3. The divine plan for creatures is called a word, properly speaking, only if this plan proceeds from another--and is therefore a begotten plan. This, however, like begotten wisdom, is a personal predication. Taken simply, the divine plan is an essential predication.
4. A word differs from an idea, for the latter means an exemplary cause and nothing else, but the word in God of a creature means an exemplary form that is drawn from something else. Hence, a divine idea pertains to the essence, but a word, to a person.
5. Even though the greatest possible distance separates God from a creature because of what is proper to each, God is the model in whose likeness creatures are created. There is no creature that is a model for another creature. Hence, in that Word by which God is expressed every creature is expressed; but the idea by which one creature is expressed does not express another. Thus, this is another difference between the Word and an idea. The reason for this is that an idea is directly related to a creature; hence, for many creatures there are many ideas. On the other hand, the Word is directly related to God, whom the Word expresses first, and then, as a consequence, expresses creatures. Because all creatures are one as they exist in God there is only one Word for all of them.

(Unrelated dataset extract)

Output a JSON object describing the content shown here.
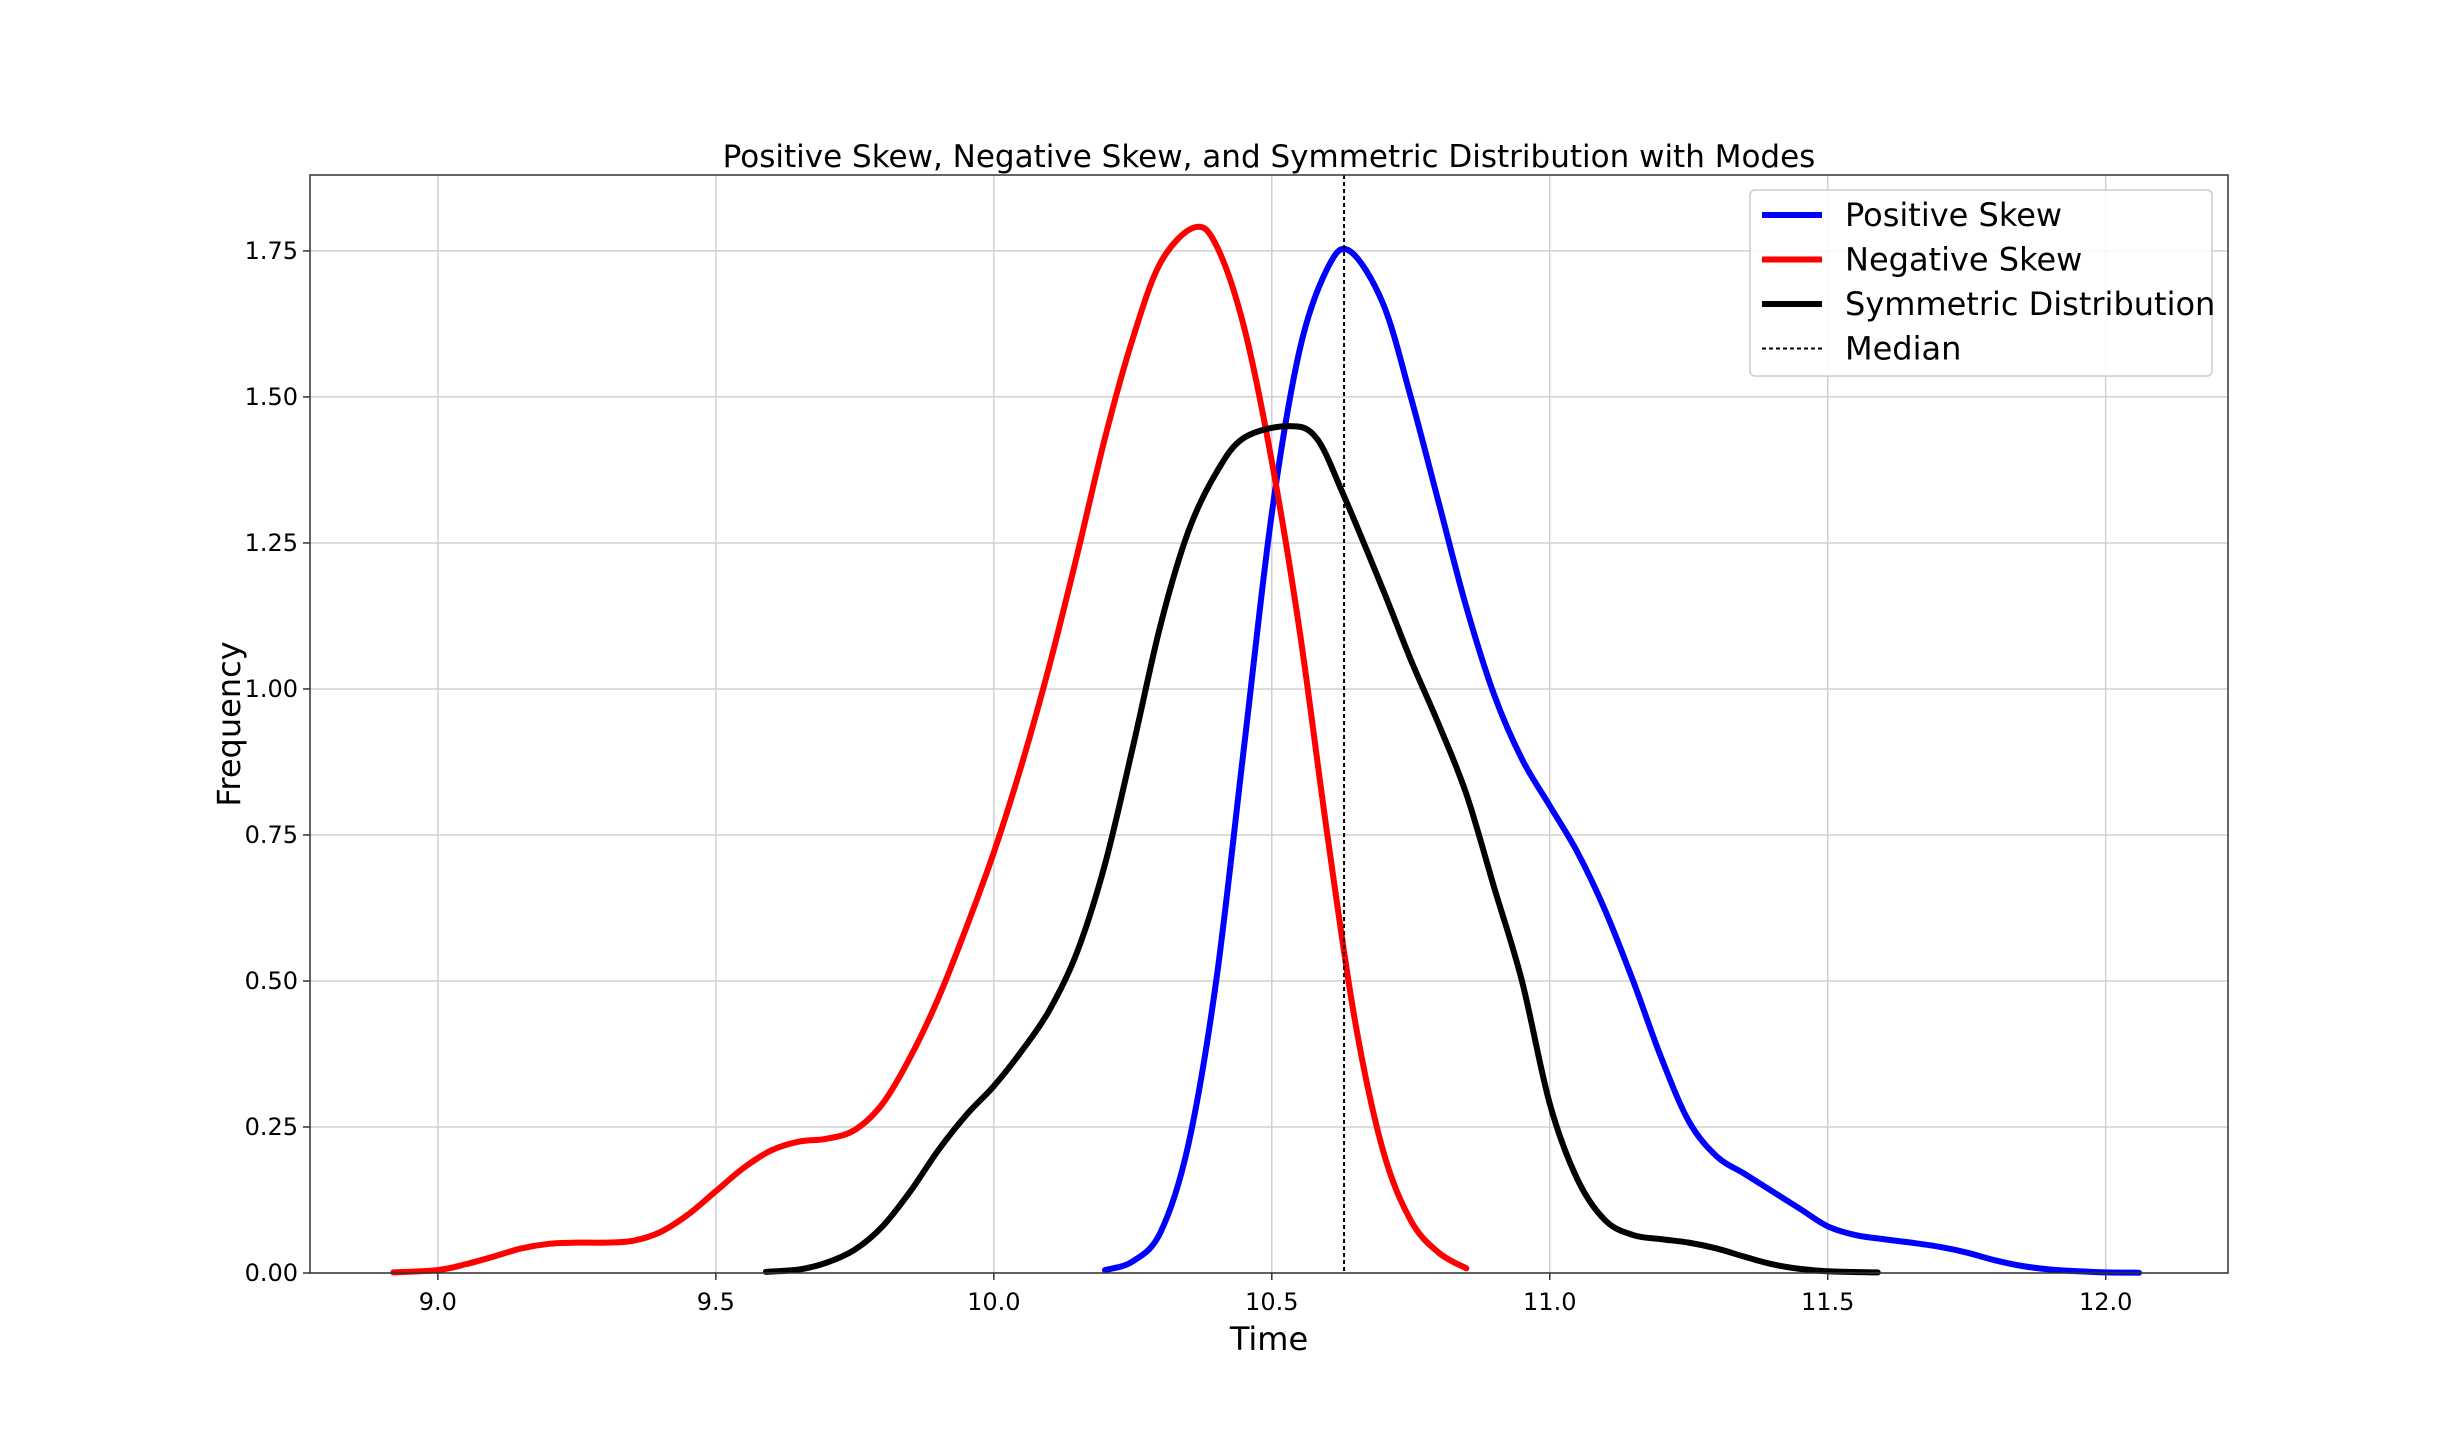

6. When Augustine says that the Son "is called a Word for the same reason that He is called an Image," he is referring to the distinguishing personal characteristic of the Son, which remains the same whether He is called, because of it, the Son, the Word, or the Image of the Father. But in the manner of signifying, these three predicates are not of the same type, for word implies not only the notion of origin and imitation but also that of manifestation. Consequently, the Word is, in a fashion, the word of creatures, because creatures are manifested by means of the Word.
7. A word can belong to something in different ways. First, it can belong to one who is speaking. Taken in this sense, it proceeds from him whose word it is. Second, it can belong to that which is made manifest by the word. In this sense, the word does not necessarily proceed from that whose word it is, unless the knowledge from which the word proceeds has been caused by things. However, this is not true of God's knowledge. Hence, the conclusion does not follow.